After fitting and visualizing all of the different models, we will evaluate their performance using the Rsq, which is utilized to calculate the right variance in our TotalEarnings. We know that having a larger rsq is better for the data, thus as the rsq approaches one, we can say that the given model prediction will be more accurate than those with lower values.

In this rsq graph, we can see that lm_median_imput_model has the highest R-squared value, indicating that median imputation in linear regression is the most efficient technique to handle the dataset. It established that there would be consistent and steady performance across the cross validation fold.

If we were to use a nonlinear model for the data, the knn_median_imput_knn10 model could be a plausible option, although with slightly worse overall predictive performance.

Creating an acceptable graph for the rsq table was too tough because the labels were imposed on each other, so I turned to artificial intelligence to produce a better depiction for the many Root Squared models.
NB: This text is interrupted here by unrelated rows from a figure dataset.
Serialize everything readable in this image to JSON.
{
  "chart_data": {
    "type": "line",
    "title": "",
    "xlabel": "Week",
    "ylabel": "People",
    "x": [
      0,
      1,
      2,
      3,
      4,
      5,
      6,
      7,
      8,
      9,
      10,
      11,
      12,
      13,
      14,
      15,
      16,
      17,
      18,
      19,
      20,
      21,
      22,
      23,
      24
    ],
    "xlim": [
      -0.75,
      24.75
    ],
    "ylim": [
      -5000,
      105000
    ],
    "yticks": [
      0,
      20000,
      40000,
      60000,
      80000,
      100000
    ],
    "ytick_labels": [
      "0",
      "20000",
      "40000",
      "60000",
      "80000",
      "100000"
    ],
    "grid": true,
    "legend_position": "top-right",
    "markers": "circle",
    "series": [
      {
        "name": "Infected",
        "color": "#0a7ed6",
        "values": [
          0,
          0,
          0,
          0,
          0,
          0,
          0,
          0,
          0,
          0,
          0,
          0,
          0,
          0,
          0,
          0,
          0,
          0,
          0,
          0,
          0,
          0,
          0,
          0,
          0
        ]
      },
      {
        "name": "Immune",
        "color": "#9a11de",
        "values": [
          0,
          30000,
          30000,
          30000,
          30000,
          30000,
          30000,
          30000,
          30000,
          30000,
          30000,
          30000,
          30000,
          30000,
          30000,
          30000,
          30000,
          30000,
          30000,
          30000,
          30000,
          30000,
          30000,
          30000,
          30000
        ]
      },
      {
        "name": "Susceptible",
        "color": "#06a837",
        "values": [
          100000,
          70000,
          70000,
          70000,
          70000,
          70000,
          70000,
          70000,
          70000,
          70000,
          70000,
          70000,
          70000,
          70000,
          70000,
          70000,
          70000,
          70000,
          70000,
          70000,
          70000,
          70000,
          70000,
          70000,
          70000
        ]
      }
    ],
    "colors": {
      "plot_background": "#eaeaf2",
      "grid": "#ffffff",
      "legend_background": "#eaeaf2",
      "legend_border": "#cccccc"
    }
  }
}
autoplot(all_fits, metric = "rsq") + 
  geom_label_repel(aes(label = wflow_id),
                   box.padding = 0.6,  
                   point.padding = 0.5,  
                   max.overlaps = Inf,  
                   hjust = 1, vjust = 1,  
                   nudge_y = -0.7,  
                   direction = "y",  
                   segment.color = "grey50") +  
  theme_minimal() + 
  labs(title = "Model Performance (R-squared)", 
       x = "Workflow Rank", 
       y = "R-squared (rsq)") +
  scale_y_continuous(expand = expansion(mult = c(0.05, 0.05))) +  # Ensure y-axis values appear properly
  theme(
    legend.position = "bottom",
    axis.text.y = element_text(size = 12, color = "black")  # Improve y-axis text visibility
  )

We can conclude that the lm_mean_imput_model is better suited to predicting our data. As a result, we are finally going to use this model to test data to determine whether our given data is accurate, or we will have to start over.

best_workflow <- workflow() |>
  add_recipe(lm_recipe1) |>
  add_model(lm_model)

best_fit <- best_workflow |>
  fit(data = train_data)

predictions <- predict(best_fit, new_data = test_data)

results <- test_data |>
  bind_cols(predictions)

metrics <- metric_set(rmse, rsq)
error_metrics <- results |>
  metrics(truth = TotalEarnings, estimate = .pred)

error_metrics

# A tibble: 2 × 3
  .metric .estimator   .estimate
  <chr>   <chr>            <dbl>
1 rmse    standard   2915256.   
2 rsq     standard         0.989

We can see that the rsq is 0.989 and the rmsq is $2.9 million. These results show that our model has very excellent predictive performance. Here, the 0.989 shows that our model explains a substantial fraction of the variance in total esports earnings, and the rmse of 2.9M reflects that our model predicted the average deviation of $2.9M in the test, which is a good assessment considering the scale of earning in the esports.

5. Conclusion

This investigation shows that machine learning models can reliably anticipate esports earnings, with our top model accounting for 98.9% of the variance in data. Linear regression models consistently outperformed KNN models, demonstrating that the relationship between predictors and earnings is predominantly linear. In this dataset, we can see that tournament quantity, player base size, genre, and release timing are the most important determinants of esports revenue. Along with that, the MOBA, FPS, and Battle Royale genres dominate the revenue scene, which has a significant impact on the games’ earnings. Finally, the strong performance of our linear model suggests that the esports industry has formed a predictable income output pattern that can be projected.